Et cela a sa propre logique: les voitures d'occasion du même modèle se ressemblent moins qu'un nouveau lot de la chaîne de montage. Au cours d'une longue vie, le corps humain parvient à casser et à réparer des pièces individuelles si souvent qu'il accumule un ensemble unique de "cicatrices" moléculaires et tissulaires, dont il dépend de la force de l'un ou l'autre de ses organes au fil du temps.

C'est pourquoi la valeur moyenne, ou "norme", que nous pourrions calculer pour les personnes âgées, n'est probablement pas indicative et nous permettra de les distinguer de manière fiable des jeunes.

Vieil homme et roulette

Le paradoxe de l'infortuné laborantin a une solution évidente: mesurons non pas l'état absolu d'une personne - qu'elle soit vieille ou pas vieille - mais la vitesse à laquelle elle passe d'un état à un autre, c'est-à-dire la vitesse de vieillissement.

Même si nous ne savons pas où tracer la ligne, nous pouvons mesurer le taux statistique moyen auquel les changements liés à l'âge s'accumulent et essayer de le réduire - de préférence à zéro.

Mais alors un autre problème se pose: il n'est pas très clair quels changements doivent être surveillés. Parmi les nombreuses cellules et molécules de l'organisme, qui sont affectées d'une manière ou d'une autre par le passage du temps, il faut distinguer un paramètre, qui servira d'indicateur de vieillesse.

Ces paramètres sont appelés marqueurs d'âge biologiques - on pense que, contrairement à l'âge chronologique (passeport), ils reflètent plus précisément le degré de vieillissement du corps.

Cependant, il n'est pas facile de distinguer un seul marqueur permettant de juger de l'état de l'organisme dans son ensemble. En 2004, des chercheurs sur le vieillissement ont proposé une liste de critères auxquels un tel marqueur doit répondre.

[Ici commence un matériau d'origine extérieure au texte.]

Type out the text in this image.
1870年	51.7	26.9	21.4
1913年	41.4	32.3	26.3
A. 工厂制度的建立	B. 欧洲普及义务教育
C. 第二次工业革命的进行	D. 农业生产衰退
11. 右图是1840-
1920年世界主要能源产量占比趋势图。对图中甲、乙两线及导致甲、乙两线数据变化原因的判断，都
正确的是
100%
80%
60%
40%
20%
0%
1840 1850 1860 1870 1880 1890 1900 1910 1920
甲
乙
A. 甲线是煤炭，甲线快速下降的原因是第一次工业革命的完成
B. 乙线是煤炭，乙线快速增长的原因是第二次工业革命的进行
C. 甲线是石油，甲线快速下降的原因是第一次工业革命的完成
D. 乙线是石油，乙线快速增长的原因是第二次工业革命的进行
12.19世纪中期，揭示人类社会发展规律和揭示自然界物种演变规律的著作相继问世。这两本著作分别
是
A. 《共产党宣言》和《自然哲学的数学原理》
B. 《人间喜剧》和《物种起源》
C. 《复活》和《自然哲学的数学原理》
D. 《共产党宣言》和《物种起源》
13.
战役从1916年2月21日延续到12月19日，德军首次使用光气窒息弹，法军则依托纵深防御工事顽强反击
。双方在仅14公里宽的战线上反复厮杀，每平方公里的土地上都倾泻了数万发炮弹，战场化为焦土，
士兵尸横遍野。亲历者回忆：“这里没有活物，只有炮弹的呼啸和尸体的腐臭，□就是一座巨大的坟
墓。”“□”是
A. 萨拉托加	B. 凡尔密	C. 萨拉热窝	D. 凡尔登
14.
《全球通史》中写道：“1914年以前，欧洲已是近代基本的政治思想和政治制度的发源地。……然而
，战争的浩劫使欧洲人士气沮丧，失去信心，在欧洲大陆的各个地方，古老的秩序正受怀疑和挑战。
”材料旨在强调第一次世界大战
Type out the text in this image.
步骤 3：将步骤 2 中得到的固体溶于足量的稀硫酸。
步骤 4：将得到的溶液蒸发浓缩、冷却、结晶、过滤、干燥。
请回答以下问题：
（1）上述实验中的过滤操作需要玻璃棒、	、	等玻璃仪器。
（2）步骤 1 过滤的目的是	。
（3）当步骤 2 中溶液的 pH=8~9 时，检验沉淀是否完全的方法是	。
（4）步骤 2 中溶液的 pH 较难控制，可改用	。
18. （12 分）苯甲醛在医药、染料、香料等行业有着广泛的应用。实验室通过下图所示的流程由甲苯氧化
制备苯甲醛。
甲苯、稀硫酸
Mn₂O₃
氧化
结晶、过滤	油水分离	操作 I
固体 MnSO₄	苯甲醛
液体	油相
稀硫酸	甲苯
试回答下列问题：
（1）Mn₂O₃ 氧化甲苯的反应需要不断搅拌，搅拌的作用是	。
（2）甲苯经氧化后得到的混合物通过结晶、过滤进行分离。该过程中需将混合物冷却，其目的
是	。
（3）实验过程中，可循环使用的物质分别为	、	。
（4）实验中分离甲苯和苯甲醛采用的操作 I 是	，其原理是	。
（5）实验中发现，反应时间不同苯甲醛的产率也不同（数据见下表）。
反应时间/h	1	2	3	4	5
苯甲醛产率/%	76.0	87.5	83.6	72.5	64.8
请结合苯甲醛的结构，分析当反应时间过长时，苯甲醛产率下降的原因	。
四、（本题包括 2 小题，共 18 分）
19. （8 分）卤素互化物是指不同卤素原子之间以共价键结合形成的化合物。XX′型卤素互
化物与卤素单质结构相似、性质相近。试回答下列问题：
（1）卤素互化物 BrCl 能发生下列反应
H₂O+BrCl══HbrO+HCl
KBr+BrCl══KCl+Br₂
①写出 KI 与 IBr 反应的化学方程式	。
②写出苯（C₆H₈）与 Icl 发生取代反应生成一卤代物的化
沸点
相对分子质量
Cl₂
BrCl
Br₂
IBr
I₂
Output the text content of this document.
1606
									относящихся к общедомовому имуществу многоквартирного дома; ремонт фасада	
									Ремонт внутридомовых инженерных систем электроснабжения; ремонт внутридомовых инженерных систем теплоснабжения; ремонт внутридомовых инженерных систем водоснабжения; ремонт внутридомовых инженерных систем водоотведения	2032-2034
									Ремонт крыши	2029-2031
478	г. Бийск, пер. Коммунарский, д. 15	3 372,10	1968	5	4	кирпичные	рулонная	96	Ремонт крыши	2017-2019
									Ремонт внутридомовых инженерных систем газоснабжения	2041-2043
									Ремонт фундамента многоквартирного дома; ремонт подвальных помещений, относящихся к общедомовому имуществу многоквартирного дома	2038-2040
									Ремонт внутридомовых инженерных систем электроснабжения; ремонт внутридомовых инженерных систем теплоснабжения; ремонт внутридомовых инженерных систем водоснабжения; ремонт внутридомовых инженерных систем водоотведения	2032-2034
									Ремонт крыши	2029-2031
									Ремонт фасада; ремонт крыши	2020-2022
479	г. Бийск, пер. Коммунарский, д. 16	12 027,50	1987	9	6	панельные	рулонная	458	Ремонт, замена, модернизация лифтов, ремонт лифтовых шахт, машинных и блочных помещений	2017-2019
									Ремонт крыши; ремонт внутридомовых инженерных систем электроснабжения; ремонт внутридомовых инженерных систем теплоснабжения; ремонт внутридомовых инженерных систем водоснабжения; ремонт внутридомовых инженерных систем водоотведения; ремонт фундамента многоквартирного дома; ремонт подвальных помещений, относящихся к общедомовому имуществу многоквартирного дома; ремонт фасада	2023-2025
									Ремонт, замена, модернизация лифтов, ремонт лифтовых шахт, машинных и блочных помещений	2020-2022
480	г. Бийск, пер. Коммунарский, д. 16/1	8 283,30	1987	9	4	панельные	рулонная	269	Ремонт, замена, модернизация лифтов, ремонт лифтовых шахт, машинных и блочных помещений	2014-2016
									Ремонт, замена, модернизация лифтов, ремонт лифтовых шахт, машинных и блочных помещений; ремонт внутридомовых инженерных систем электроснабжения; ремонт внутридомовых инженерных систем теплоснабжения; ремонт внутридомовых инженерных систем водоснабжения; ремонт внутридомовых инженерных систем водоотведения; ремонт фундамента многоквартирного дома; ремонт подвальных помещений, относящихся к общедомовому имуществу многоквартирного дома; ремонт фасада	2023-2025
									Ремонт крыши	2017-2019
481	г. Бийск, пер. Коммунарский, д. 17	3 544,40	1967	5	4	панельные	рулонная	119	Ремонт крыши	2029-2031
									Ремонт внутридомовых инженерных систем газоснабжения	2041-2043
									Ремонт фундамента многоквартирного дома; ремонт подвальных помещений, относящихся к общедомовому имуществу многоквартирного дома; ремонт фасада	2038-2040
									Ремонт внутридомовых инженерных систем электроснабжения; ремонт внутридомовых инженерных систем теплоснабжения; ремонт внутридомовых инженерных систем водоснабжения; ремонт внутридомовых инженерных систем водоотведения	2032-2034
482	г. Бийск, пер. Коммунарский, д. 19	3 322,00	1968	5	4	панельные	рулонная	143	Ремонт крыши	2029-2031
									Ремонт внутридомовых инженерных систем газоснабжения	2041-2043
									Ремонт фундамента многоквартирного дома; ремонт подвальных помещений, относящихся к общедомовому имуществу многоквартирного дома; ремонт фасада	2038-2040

Malgré le fait qu'ils semblent tous absolument justifiés, il est presque impossible de trouver un paramètre qui les satisfasse. Essayez-le vous-même. Ainsi, le marqueur d'âge biologique idéal devrait:

1. Soyez facile à mesurer. De plus, ces mesures ne doivent évidemment pas nuire à la santé du sujet. Par conséquent, il ne fonctionnera pas de déterminer l'âge à l'aide d'une autopsie ou même d'une biopsie des organes internes, mais un test sanguin ou un grattage des muqueuses est tout à fait approprié.

2. Prédire la probabilité de décès … Après avoir trouvé un marqueur, nous devons le vérifier d'une manière ou d'une autre, c'est-à-dire nous assurer qu'il a un sens. Vous pouvez, bien sûr, voir à quel point ses prédictions sont en corrélation avec l'âge chronologique. Cependant, cela ne suffit pas, car l'idée même d'âge biologique est que l'âge chronologique ne reflète pas pleinement le taux réel de vieillissement. Cela signifie qu'une sorte de vérification indépendante est nécessaire.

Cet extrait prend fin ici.